With lessons learned from building Marlin, Dyer and Pelose have been aggressively building out the platform and rounding out the management team, which will continue for the first six months of the company, a period Dyer describes as the startup phase. However, with his experience starting a new company, Dyer can more easily focus on what is most important to ensure initial success.
“With any successful venture, passion [and] energy are important. Focus [and] knowing what your strategy is and also the ability to execute. Our business is a business of execution,” Dyer says. “I’ve been in this industry for 25 plus years, and when you bring excitement and energy to what you do, it’s contagious among your employees and your coworkers.”
Dyer plans on using that collective energy and passion to target small- and micro-ticket leasing, with a “sweet spot” of $250,000 and below, and an average transaction size of roughly $30,000. In addition, the company will be equipment agnostic, much in the same way Marlin was and still is, as the company leverages its founder’s expertise in credit-based lending to execute.
Another aspect that will allow this new venture to get going quickly is the fact that instead of being a “true” startup, Neumann Finance is backed by Beneficial Bank, an established financial institution, which is a major advantage.
“Even though it’s a startup, we have an unbelievable asset in Beneficial Bank in terms of getting us off the ground, in terms of support services and the abundance of talent they have on the bank side, so it’s not actually a startup,” Dyer says. “We’re going to be able to rapidly accelerate where we want to be in six months with their support. That’s truly exciting.”
Dyer and Pelose won’t be satisfied with just being aggressive in the short term. They have a vision of what’s to come and will act on emerging trends to dominate over the long term.
“I like to think of ourselves as visionary. What I mean by that is looking around the bend, seeing where the industry is going and how to compete differently than others. We did that successfully at Marlin,” Dyer says, noting that maintaining service engagement, keeping up with technology and attracting new talent are especially important undertakings. It is the last of these three that he thinks is vital in an industry that is trying to get younger.

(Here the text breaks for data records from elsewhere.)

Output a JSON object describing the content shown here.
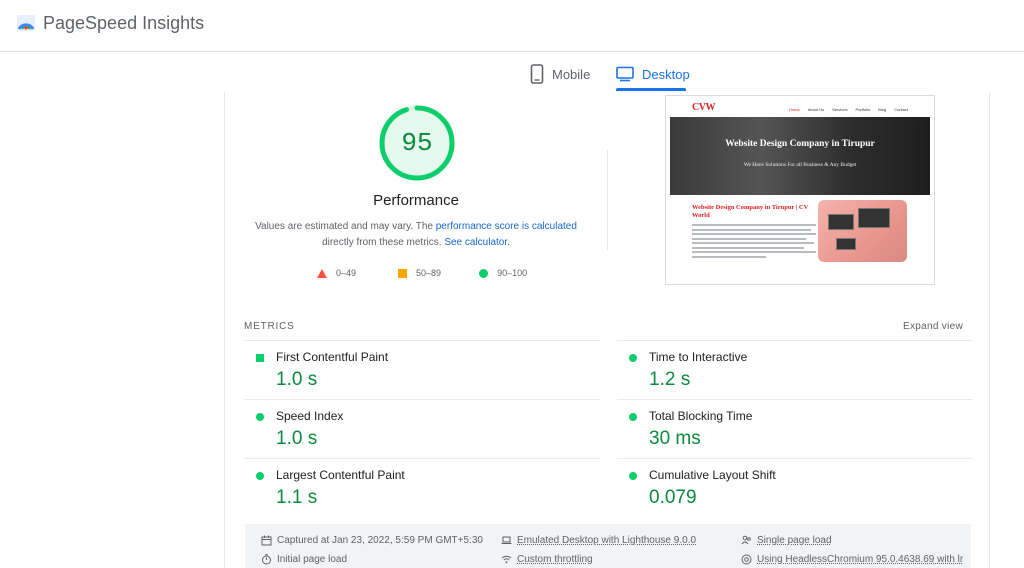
{
  "app": {
    "title": "PageSpeed Insights",
    "logo_icon": "pagespeed-logo-icon"
  },
  "tabs": [
    {
      "label": "Mobile",
      "icon": "mobile-phone-icon",
      "active": false
    },
    {
      "label": "Desktop",
      "icon": "desktop-monitor-icon",
      "active": true
    }
  ],
  "colors": {
    "accent": "#1a73e8",
    "pass": "#0cce6b",
    "pass_text": "#0c8a3f",
    "average": "#ffa400",
    "fail": "#ff4e42"
  },
  "performance": {
    "score": "95",
    "score_value": 95,
    "title": "Performance",
    "desc_part1": "Values are estimated and may vary. The ",
    "desc_link1": "performance score is calculated",
    "desc_part2": " directly from these metrics. ",
    "desc_link2": "See calculator."
  },
  "legend": [
    {
      "label": "0–49",
      "icon": "triangle-fail-icon"
    },
    {
      "label": "50–89",
      "icon": "square-average-icon"
    },
    {
      "label": "90–100",
      "icon": "circle-pass-icon"
    }
  ],
  "preview": {
    "logo": "CVW",
    "menu": [
      "Home",
      "About Us",
      "Services",
      "Portfolio",
      "Blog",
      "Contact"
    ],
    "hero_title": "Website Design Company in Tirupur",
    "hero_subtitle": "We Have Solutions For all Business & Any Budget",
    "body_title": "Website Design Company in Tirupur | CV World"
  },
  "metrics": {
    "header": "METRICS",
    "expand": "Expand view",
    "items": [
      {
        "label": "First Contentful Paint",
        "value": "1.0 s",
        "icon": "square-pass-icon"
      },
      {
        "label": "Time to Interactive",
        "value": "1.2 s",
        "icon": "circle-pass-icon"
      },
      {
        "label": "Speed Index",
        "value": "1.0 s",
        "icon": "circle-pass-icon"
      },
      {
        "label": "Total Blocking Time",
        "value": "30 ms",
        "icon": "circle-pass-icon"
      },
      {
        "label": "Largest Contentful Paint",
        "value": "1.1 s",
        "icon": "circle-pass-icon"
      },
      {
        "label": "Cumulative Layout Shift",
        "value": "0.079",
        "icon": "circle-pass-icon"
      }
    ]
  },
  "footer": {
    "captured": "Captured at Jan 23, 2022, 5:59 PM GMT+5:30",
    "emulated": "Emulated Desktop with Lighthouse 9.0.0",
    "single_page": "Single page load",
    "initial_load": "Initial page load",
    "throttling": "Custom throttling",
    "browser": "Using HeadlessChromium 95.0.4638.69 with lr"
  }
}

For Dyer, the importance of getting younger people involved stems from the need for the “millennial influence” in order to bring in a fresh perspective and new energy. “Also, how they can help us think about engaging our customers. Keeping in mind that many of our customers themselves will be millennials, so getting that new perspective blended with the experience that management brings will, we think, be a winning formula,” Dyer says.
It’s one thing to talk about attracting younger talent with the energy and passion needed to succeed, but both Dyer and Pelose think being connected to an employer like Beneficial will help accomplish this goal. “It’s the fun of being in a startup and having an established entity behind you, backing you. I think that’s going to be a pretty attractive magnet for the talent in this area,” says Pelose, while Dyer notes that the bank is one of the top employers in Pennsylvania’s Delaware Valley.
When it comes down to it, Dyer and Pelose are excited to get cracking in an environment in which they see very few concerns, but plenty of opportunity and upside.
“I’ve been in the industry for quite a number of years with two other players, Marlin and someone before that and now Neumann. It’s a large market, it’s a dynamic market, it’s also what I would call a fragmented market,” Dyer says. “Now there’s been some consolidation particularly with banks the last decade or two, but it’s a really dynamic industry. The dynamic nature of the industry, I think has always interested me.”